Perfection as the enemy of perception
The problem isn’t that businesses couldn’t see this parade of disruptive changes ahead of them. To be fair, 2019 and 2020 have dished up an extraordinary run of black swans—high impact events that initially appeared as low probability. The issue is that in an age of Big Data many organizations have let their inherent capacity for foresight weaken, relying instead on past performance, or costly analytics that are mostly backward looking. Like pedestrians who over-rely on their smartphone’s maps, many companies have seen their organizational ability to read the landscape atrophy.
2020 has provided a harsh wakeup call that this anticipatory sensibility needs to be reawakened, and reinvigorated.
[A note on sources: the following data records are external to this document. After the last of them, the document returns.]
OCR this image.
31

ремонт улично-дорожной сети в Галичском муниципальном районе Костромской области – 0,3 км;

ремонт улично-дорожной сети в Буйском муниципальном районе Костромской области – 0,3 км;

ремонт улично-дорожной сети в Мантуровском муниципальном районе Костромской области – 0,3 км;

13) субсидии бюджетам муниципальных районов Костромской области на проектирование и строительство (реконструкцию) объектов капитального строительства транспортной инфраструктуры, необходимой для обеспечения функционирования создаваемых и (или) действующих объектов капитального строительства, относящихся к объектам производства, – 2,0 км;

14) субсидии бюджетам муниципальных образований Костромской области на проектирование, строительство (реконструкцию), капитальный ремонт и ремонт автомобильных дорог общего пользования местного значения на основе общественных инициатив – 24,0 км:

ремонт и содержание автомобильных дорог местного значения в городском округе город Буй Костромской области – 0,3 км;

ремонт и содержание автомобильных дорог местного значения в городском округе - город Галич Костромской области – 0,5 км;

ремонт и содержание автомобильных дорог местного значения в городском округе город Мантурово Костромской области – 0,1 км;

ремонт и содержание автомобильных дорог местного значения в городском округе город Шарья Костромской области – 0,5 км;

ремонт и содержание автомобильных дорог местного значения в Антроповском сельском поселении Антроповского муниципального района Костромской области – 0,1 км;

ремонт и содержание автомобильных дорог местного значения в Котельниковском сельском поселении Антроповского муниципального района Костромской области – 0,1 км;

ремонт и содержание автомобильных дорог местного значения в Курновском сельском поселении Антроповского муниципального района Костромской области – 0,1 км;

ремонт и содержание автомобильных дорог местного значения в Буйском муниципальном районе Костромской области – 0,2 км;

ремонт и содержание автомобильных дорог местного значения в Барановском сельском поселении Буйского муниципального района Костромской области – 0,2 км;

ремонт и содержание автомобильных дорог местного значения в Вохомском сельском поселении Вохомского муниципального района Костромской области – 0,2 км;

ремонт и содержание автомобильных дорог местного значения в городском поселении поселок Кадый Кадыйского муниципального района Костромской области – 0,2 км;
In these turbulent times, the desire to get the future “right” needs to be set aside in favour of practicing future awareness—by cultivating a systematic approach to collecting and making sense of environmental and broad market signals, and practicing the lost art of frequently playing out the “So what, then what?” implications of these signals.
This doesn’t mean following the momentary vogue of hunting for rare superforecasters, or sequestering this capability in a small office at headquarters, but taking steps to enable future-awareness throughout a business, and creating practices that exercise this awareness frequently. For example, many businesses have latent awareness of the subtle signals of change spread throughout the workplace—awareness of small changes in the operating environment, competitive shifts both little and large, unusual movements in adjacent markets, and changing customer attitudes all get noticed, but practices to collect and understand these signals collectively are often not in place. We never fail to be amazed at the tacit awareness businesses already have, only no one asks in any systematic way what the business “knows” that could provide indicators of potential change in the near or far future.
Taking this knowledge one step further and using it to create small stories of possible futures that pose potential challenges is also an undervalued practice. “What if our customers couldn’t reach us due to a public health challenge?” is a question nearly no one asked in 2019, even though data has pointed to the possibility of major pandemic for a number of years. As a result, nearly everyone was caught flat-footed at the beginning of the COVID-19 emergency, and many have struggled to regain any semblance of stability.
These questions should be the type every business asks itself regularly, if only to process the risks and opportunities. “What if the materials we need doubled in price overnight?” “What if our closest partner became our biggest competitor?” “What if we had 10x better data on demand?” Such what-if exercises, if carried out regularly with broad inclusion and intent, engage the organizational mind in the agility of exploring alternative futures in a way that becomes muscle memory, just as an elite athlete practices drills not to predict the exact competition, but to ready the mind and body through “pre-rehearsal” of many different situations.
Numerous variations and flavours of strategic foresight are out there, and plenty of resources exist to draw on. Starting openly with the skills and information an organization has to hand but underutilizes—knowledge, insights, research, and unbounded critical thinking—is the critical place to start. Experience tells us things won’t remain stable, and this anticipatory capability is invaluable in adapting to it. The only constant is uncertainty.